The analysis finds that the total cost of constructing and modifying the structure, known as Mobile Launcher-1, is "at least" $927 million. This includes the original $234 million development cost to build the tower to support the Ares I rocket.
After this rocket was canceled in 2010, NASA then spent an additional $693 million to redesign and modify the structure for the SLS rocket. Notably, NASA's original estimate for modifying the launch tower was just $54 million, according to the report by Inspector General Paul Martin.
How does one spend "at least" $927 Million, 17 times the originally estimated $54 Million? NASA awarded cost plus contracts to engineering services company Vencore. The company's contract started in March 2011, and NASA renewed them year after year until finally choosing to not exercise Vencore’s final contract year option in 2017 due to the company's overall performance.
You can point fingers at Vencore all day, but at times they were just doing what NASA requested they do.
Moreover, NASA did not use contractual mechanisms to punish Vencore for its poor performance.

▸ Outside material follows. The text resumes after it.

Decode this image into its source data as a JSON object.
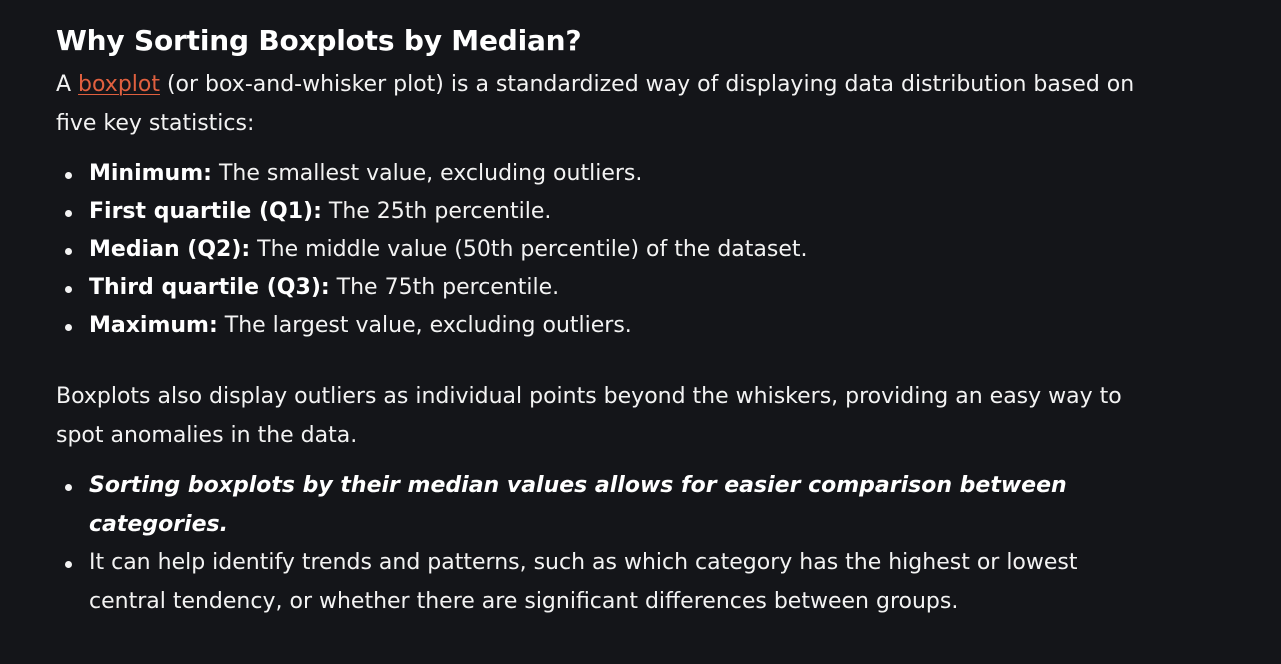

According to the inspector general, employees at Kennedy Space Center who rated Vencore’s performance "stated that even though design work was over budget and behind schedule they believed the contractor performed well due to the obstacles they had to overcome. As a result, Vencore received 'excellent,' 'very good,' or 'good' ratings despite the ML-1 project being significantly over budget and behind schedule."Shades of the SLS itself.

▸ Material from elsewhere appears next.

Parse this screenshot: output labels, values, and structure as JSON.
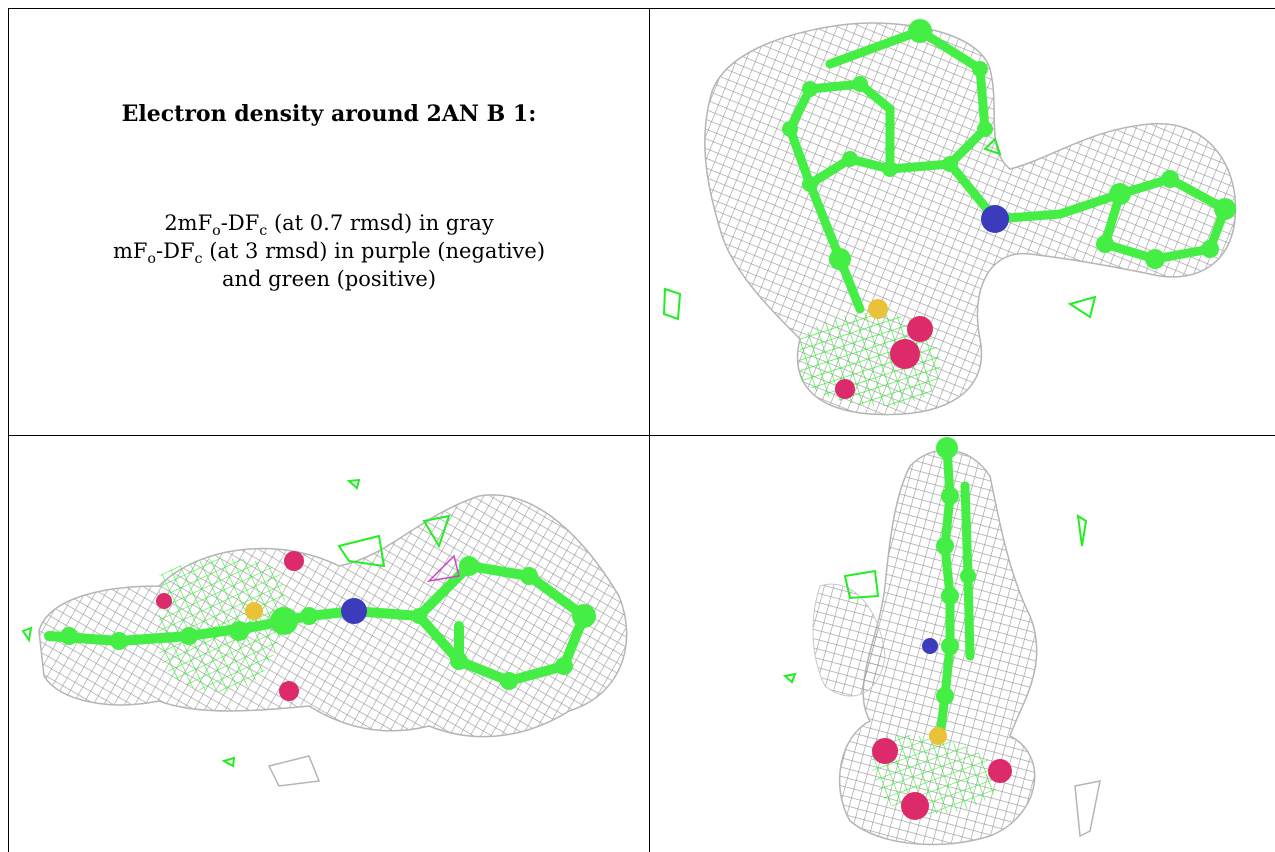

NASA officials did something similar for award fees with the contract for the SLS rocket's core stage and its prime contractor Boeing. Critics have said the rocket is a make-work project for the space agency designed to maximize jobs rather than further exploration. The new report tends to support such criticism of a rocket originally planned to launch in 2017 but unlikely to fly before late 2021 at the earliest.A piece on Ars Technica from last November points out the $2 Billion cost per launch of the SLS. For comparison, SpaceX's Falcon Heavy can only lift about 2/3 of the payload of the SLS, but does so at $150 Million per launch. That means two launches for the equivalent payload at $300 Million or about 1/6 the price. It seems I've criticized Alabama Senator Richard Shelby for pork barrel politics in pushing the SLS but I've ignored my own (former) senator Bill Nelson. In that piece, Ars reports:
The Space Launch System was created as part of a political compromise between US Sen. Bill Nelson (D-Fla.) and senators from Alabama and Texas.Bill Nelson was voted out last time and replaced by former governor Voldemort: Rick Scott.
Quick followup on today's SpaceX mission to launch the next 60 Starlink satellites, the launch went by the numbers until about 10 seconds before Main Engine Cutoff (MECO) when one of the Falcon 9 booster's nine engines shut down early. The booster's computer control extended the burn time of the other eight engines for a few seconds to make up for the speed loss. Whether that was the cause or not isn't completely clear but "good ole booster B1048" ended up missing its landing on their drone ship off the coast of North Carolina. It's also possible, but not proven, that the engine that shut down early was the one that caused the abort Sunday morning.
While B1048 completed five launches with the main mission succeeding, the fact remains no booster has yet to be recovered five times. The only other booster with four launches (B1049) is said to be in line for the next Starlink mission. Musk says he won't use these most-flown boosters for someone else's satellites.